- Proposed class action says Disney practices raise prices
- Judge says plaintiffs can seek injunction, not damages
The subscribers sufficiently alleged Disney entered into agreements with rival live television streamers that allowed them to air Disney-owned ESPN content but barred the streamers from offering a bundle to subscribers at a lower price than a bundle including ESPN, Davila said.
"[T]he Court finds that Plaintiffs have plausibly alleged that Disney’s conduct restrains trade and injures competition in the relevant SLPTV market,” the judge said.
Davilla on Sept. 30 partially dismissed the subscribers’ initial complaint with leave to amend. The plaintiffs on Oct. 18 filed an amended complaint alleging Disney violated the federal Sherman Act, as well as state antitrust statutes, and Disney moved again to dismiss all claims.
To assert a Sherman Act violation under the US Supreme Court’s “rule of reason” standard, the plaintiffs must plausibly plead a contract among business entities that intentionally harms commerce for the plaintiffs, Davilla said.
Here, the subscribers alleged that Disney negotiated anticompetitive agreements with live TV streamers who wanted to provide ESPN, which led to raised subscription prices, Davila said. Disney did so partly so the rivals couldn’t undercut Disney-owned Hulu, the plaintiffs plausibly alleged, Davila said.
“Plaintiffs allege that Disney uses the carriage agreements and its control of Hulu to decrease competition in the relevant downstream SLPTV market to sell subscription packages to consumers,” Davila wrote. “The harm to competition caused by Disney’s conduct with the carriage agreements and its control of Hulu is thus alleged as taking place in the correct relevant market, i.e., the SLPTV provider market to sell subscriptions to consumers.”
However, the court granted Disney’s motion to toss the subscribers’ claims for damages under the Sherman Act, limiting the subscribers’ potential relief to an injunction.
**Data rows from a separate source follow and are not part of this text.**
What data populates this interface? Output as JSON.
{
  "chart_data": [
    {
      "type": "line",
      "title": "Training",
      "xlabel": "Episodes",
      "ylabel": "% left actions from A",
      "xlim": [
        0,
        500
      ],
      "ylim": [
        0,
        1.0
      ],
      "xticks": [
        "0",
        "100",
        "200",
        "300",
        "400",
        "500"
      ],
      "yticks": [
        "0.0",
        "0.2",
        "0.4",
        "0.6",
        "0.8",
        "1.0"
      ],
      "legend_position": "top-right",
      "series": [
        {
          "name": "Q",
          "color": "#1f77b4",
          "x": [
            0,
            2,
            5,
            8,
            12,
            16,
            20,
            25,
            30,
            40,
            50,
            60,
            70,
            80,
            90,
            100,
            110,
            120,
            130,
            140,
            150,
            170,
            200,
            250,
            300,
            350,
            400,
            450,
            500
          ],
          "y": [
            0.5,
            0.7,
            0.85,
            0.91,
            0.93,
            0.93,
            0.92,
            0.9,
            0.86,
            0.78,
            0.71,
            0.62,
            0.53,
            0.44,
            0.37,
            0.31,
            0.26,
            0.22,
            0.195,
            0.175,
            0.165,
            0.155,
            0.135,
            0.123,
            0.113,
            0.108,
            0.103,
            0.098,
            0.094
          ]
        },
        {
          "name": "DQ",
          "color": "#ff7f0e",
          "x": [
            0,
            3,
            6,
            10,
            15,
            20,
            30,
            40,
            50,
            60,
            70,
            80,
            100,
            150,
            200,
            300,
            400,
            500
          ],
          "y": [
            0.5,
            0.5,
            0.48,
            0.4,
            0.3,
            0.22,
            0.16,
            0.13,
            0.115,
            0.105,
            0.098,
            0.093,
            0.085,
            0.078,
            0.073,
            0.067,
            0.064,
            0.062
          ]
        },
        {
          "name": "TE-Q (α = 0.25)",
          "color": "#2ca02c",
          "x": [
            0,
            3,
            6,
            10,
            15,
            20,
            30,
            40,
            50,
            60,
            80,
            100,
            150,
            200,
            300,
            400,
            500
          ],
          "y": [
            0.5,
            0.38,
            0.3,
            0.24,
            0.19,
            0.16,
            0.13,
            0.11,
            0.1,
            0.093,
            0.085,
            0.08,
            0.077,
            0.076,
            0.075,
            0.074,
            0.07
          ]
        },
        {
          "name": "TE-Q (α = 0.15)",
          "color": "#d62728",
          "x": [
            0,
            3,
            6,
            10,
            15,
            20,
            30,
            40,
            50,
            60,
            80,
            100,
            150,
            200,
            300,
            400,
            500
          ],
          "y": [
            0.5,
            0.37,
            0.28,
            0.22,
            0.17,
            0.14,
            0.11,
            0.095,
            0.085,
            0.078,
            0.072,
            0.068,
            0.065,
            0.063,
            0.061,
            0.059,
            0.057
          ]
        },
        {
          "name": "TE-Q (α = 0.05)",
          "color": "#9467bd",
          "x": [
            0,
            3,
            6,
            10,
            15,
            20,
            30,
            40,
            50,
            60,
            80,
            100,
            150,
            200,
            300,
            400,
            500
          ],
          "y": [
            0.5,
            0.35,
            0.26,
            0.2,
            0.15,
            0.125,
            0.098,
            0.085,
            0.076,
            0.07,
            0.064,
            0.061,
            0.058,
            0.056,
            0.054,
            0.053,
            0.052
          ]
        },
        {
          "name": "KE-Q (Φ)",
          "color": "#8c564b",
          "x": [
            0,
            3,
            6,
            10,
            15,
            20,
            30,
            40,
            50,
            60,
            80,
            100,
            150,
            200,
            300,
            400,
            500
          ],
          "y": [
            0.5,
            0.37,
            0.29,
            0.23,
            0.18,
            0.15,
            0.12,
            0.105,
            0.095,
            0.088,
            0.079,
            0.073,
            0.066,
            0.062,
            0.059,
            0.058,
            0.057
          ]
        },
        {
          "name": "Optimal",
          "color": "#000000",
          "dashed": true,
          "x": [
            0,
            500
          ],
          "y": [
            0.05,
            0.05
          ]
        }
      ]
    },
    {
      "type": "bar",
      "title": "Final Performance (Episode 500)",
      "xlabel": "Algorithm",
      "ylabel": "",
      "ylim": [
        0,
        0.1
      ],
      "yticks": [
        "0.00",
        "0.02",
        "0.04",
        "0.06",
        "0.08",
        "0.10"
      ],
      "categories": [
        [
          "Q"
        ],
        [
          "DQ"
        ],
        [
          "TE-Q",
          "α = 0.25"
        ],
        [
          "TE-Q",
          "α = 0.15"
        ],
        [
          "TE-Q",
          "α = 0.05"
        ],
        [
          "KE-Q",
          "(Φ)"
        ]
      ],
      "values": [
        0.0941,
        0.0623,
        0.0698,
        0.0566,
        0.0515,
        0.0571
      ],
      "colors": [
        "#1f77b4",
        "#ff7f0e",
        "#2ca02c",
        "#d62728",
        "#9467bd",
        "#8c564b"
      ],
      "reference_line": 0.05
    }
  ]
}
Under Supreme Court precedent, a plaintiff can’t sue for damages by alleging an antitrust conspiracy increased costs for a direct purchaser who then passed on the price
increase to the plaintiffs, Davila said. Here, because the subscribers only plausibly allege they were harmed by “a victim of Disney’s anticompetitive conduct"—the rival streamers allegedly forced to raise their prices through agreements with Disney—they can’t sue for damages under a “pass on” theory, Davila said.
The subscribers’ lawsuit also brings claims under state antitrust statutes in Arizona, California, Illinois, Iowa, Michigan, Nevada, New York, North Carolina, and Tennessee.
The court denied Disney’s moves to dismiss the claims in all but Tennessee and Illinois, saying the other states interpret their antitrust statutes consistently with the Sherman Act.
Davila dismissed the claims under the Illinois Antitrust Act because that state statute bars class actions by purchasers a step removed from the alleged anticompetitive agreement, such as the plaintiff subscribers. In addition, Davila dismissed the claims under the Tennessee Trade Practices Act because that statute “applies only to tangible goods, not intangible services.”
The decision comes as the Justice Department earlier this year said it plans to review the new streaming service proposed by Disney, Fox Corp. and Warner Bros. Discovery Inc. over concerns it could harm consumers, media rivals and sports leagues.
Bathaee Dunne LLP and Korein Tillery PC represent the subscribers. Cravath, Swaine & Moore LLP and Farella Braun & Martel LLP represent Disney.
The case is Biddle et al v. Walt Disney Co., N.D. Cal., No. 5:22-cv-07317, 6/25/24.